Ich fragte mich manchmal, wie lange er wohl noch Sheriff bleiben konnte in Angelgate. Ja, Angelgate hieß die kleine Stadt. Sie lag am Angelgate Creek – und all diese Angelgate-Benennungen hingen mit den beiden roten Felsen zusammen, die rechts und links des Canyoneingangs von Westen her standen.
Diese roten Felsen hatten die Formen zweier riesenhafter Engel, die sich gewissermaßen am Canyoneingang vor allen Ankömmlingen verneigten, sie also willkommen hießen am Eingangstor zum Paradies.
Deshalb hieß der Ort Angelgate – also Engelstor.
Aber der Name war ein Witz. Denn es gab keine Engel in diesem Land ...
Der alte Sheriff hatte es immer sehr schwer gehabt in all den Jahren. Er hatte sich den Ruf eines Revolverkämpfers verschaffen müssen und auch einige Narben bekommen.

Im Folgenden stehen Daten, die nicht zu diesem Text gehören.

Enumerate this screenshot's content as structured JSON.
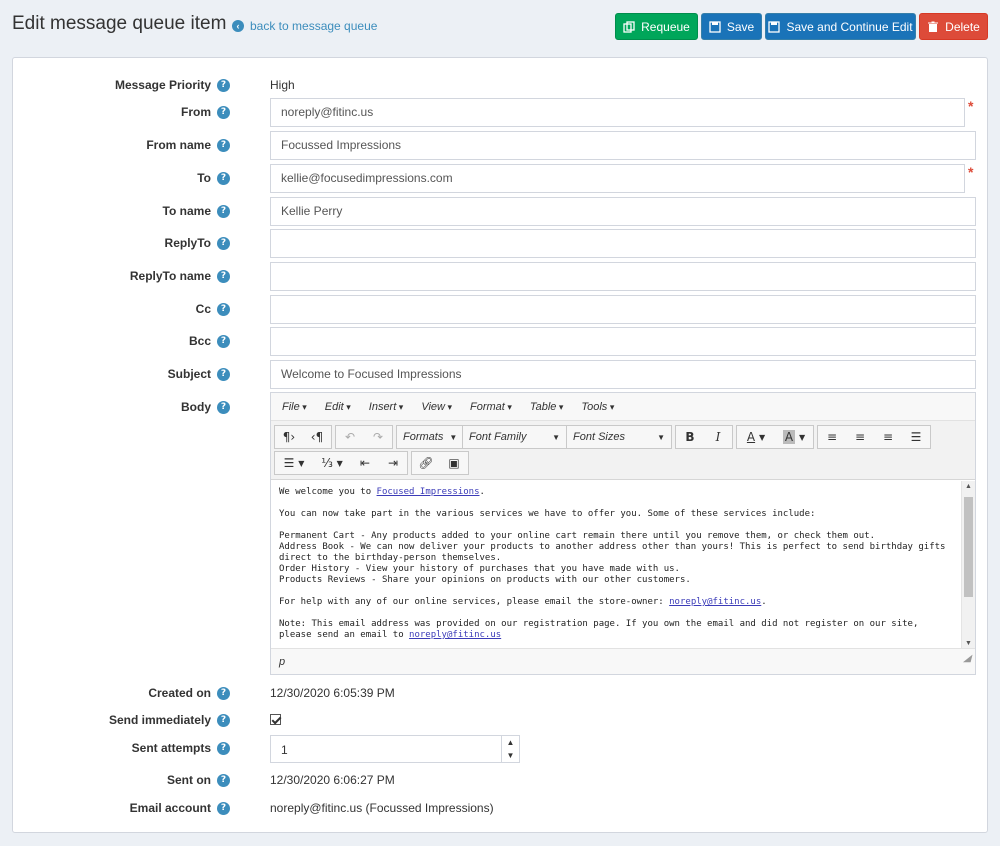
{
  "header": {
    "title": "Edit message queue item",
    "back_link": "back to message queue",
    "buttons": {
      "requeue": "Requeue",
      "save": "Save",
      "save_continue": "Save and Continue Edit",
      "delete": "Delete"
    }
  },
  "form": {
    "priority": {
      "label": "Message Priority",
      "value": "High"
    },
    "from": {
      "label": "From",
      "value": "noreply@fitinc.us"
    },
    "from_name": {
      "label": "From name",
      "value": "Focussed Impressions"
    },
    "to": {
      "label": "To",
      "value": "kellie@focusedimpressions.com"
    },
    "to_name": {
      "label": "To name",
      "value": "Kellie Perry"
    },
    "reply_to": {
      "label": "ReplyTo",
      "value": ""
    },
    "reply_to_name": {
      "label": "ReplyTo name",
      "value": ""
    },
    "cc": {
      "label": "Cc",
      "value": ""
    },
    "bcc": {
      "label": "Bcc",
      "value": ""
    },
    "subject": {
      "label": "Subject",
      "value": "Welcome to Focused Impressions"
    },
    "body": {
      "label": "Body"
    },
    "created_on": {
      "label": "Created on",
      "value": "12/30/2020 6:05:39 PM"
    },
    "send_immediately": {
      "label": "Send immediately",
      "checked": true
    },
    "sent_attempts": {
      "label": "Sent attempts",
      "value": "1"
    },
    "sent_on": {
      "label": "Sent on",
      "value": "12/30/2020 6:06:27 PM"
    },
    "email_account": {
      "label": "Email account",
      "value": "noreply@fitinc.us (Focussed Impressions)"
    }
  },
  "editor": {
    "menus": [
      "File",
      "Edit",
      "Insert",
      "View",
      "Format",
      "Table",
      "Tools"
    ],
    "selects": {
      "formats": "Formats",
      "font_family": "Font Family",
      "font_sizes": "Font Sizes"
    },
    "content": {
      "p1_text": "We welcome you to ",
      "p1_link": "Focused Impressions",
      "p1_end": ".",
      "p2": "You can now take part in the various services we have to offer you. Some of these services include:",
      "line1": "Permanent Cart - Any products added to your online cart remain there until you remove them, or check them out.",
      "line2": "Address Book - We can now deliver your products to another address other than yours! This is perfect to send birthday gifts direct to the birthday-person themselves.",
      "line3": "Order History - View your history of purchases that you have made with us.",
      "line4": "Products Reviews - Share your opinions on products with our other customers.",
      "p4_text": "For help with any of our online services, please email the store-owner: ",
      "p4_link": "noreply@fitinc.us",
      "p4_end": ".",
      "p5_text": "Note: This email address was provided on our registration page. If you own the email and did not register on our site, please send an email to ",
      "p5_link": "noreply@fitinc.us"
    },
    "status_path": "p"
  },
  "colors": {
    "green": "#00a65a",
    "blue": "#1a73b8",
    "red": "#dd4b39",
    "help": "#3c8dbc"
  }
}
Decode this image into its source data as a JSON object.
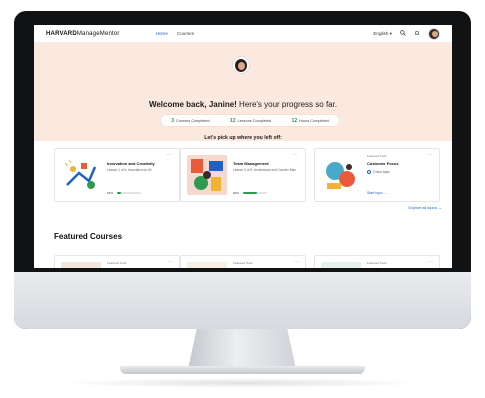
{
  "nav": {
    "logo_bold": "HARVARD",
    "logo_rest": "ManageMentor",
    "links": [
      "Home",
      "Courses"
    ],
    "language": "English ▾",
    "search_glyph": "⌕",
    "bell_glyph": "🔔"
  },
  "hero": {
    "welcome_bold": "Welcome back, Janine!",
    "welcome_rest": " Here's your progress so far.",
    "stats": [
      {
        "num": "3",
        "label": "Courses Completed"
      },
      {
        "num": "12",
        "label": "Lessons Completed"
      },
      {
        "num": "12",
        "label": "Hours Completed"
      }
    ],
    "pickup": "Let's pick up where you left off:"
  },
  "cards": [
    {
      "title": "Innovation and Creativity",
      "sub": "Lesson 1 of 6: Innovation for All",
      "pct": "15%",
      "progress": 0.15
    },
    {
      "title": "Team Management",
      "sub": "Lesson 3 of 5: Understand and Counter Bias",
      "pct": "60%",
      "progress": 0.6
    },
    {
      "tag": "Featured Topic",
      "title": "Customer Focus",
      "time": "2 hour topic",
      "start": "Start topic →"
    }
  ],
  "explore": "Explore all topics →",
  "featured": {
    "title": "Featured Courses",
    "tags": [
      "Featured Topic",
      "Featured Topic",
      "Featured Topic"
    ]
  },
  "colors": {
    "accent": "#1e63c4",
    "progress": "#2f9b4f",
    "hero_bg": "#fbe9e0"
  }
}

Und seit drei Jahren hinkte er leicht.
Ja, ich fragte mich manchmal, wie lange er noch seinen Job ausüben konnte.
Ich dachte oft über ihn nach. Denn ich mochte ihn. Aber auch ich hielt meine Gefühle verborgen und achtete darauf, dass sie nicht an die Oberfläche kommen konnten. Dennoch wusste ich, dass auch er über meine Gefühle für ihn Bescheid wusste, so wie ich über seine Gefühle mir gegenüber.
So vergingen also die Jahre.
In einer Nacht, als ich im Angelgate Saloon ein Fest feierte mit ein paar Partnern, die mir geholfen hatten, eine Wildpferdherde einzufangen, zuzureiten und zum Verkauf zu treiben, da kam zuletzt auch der alte Sheriff herein.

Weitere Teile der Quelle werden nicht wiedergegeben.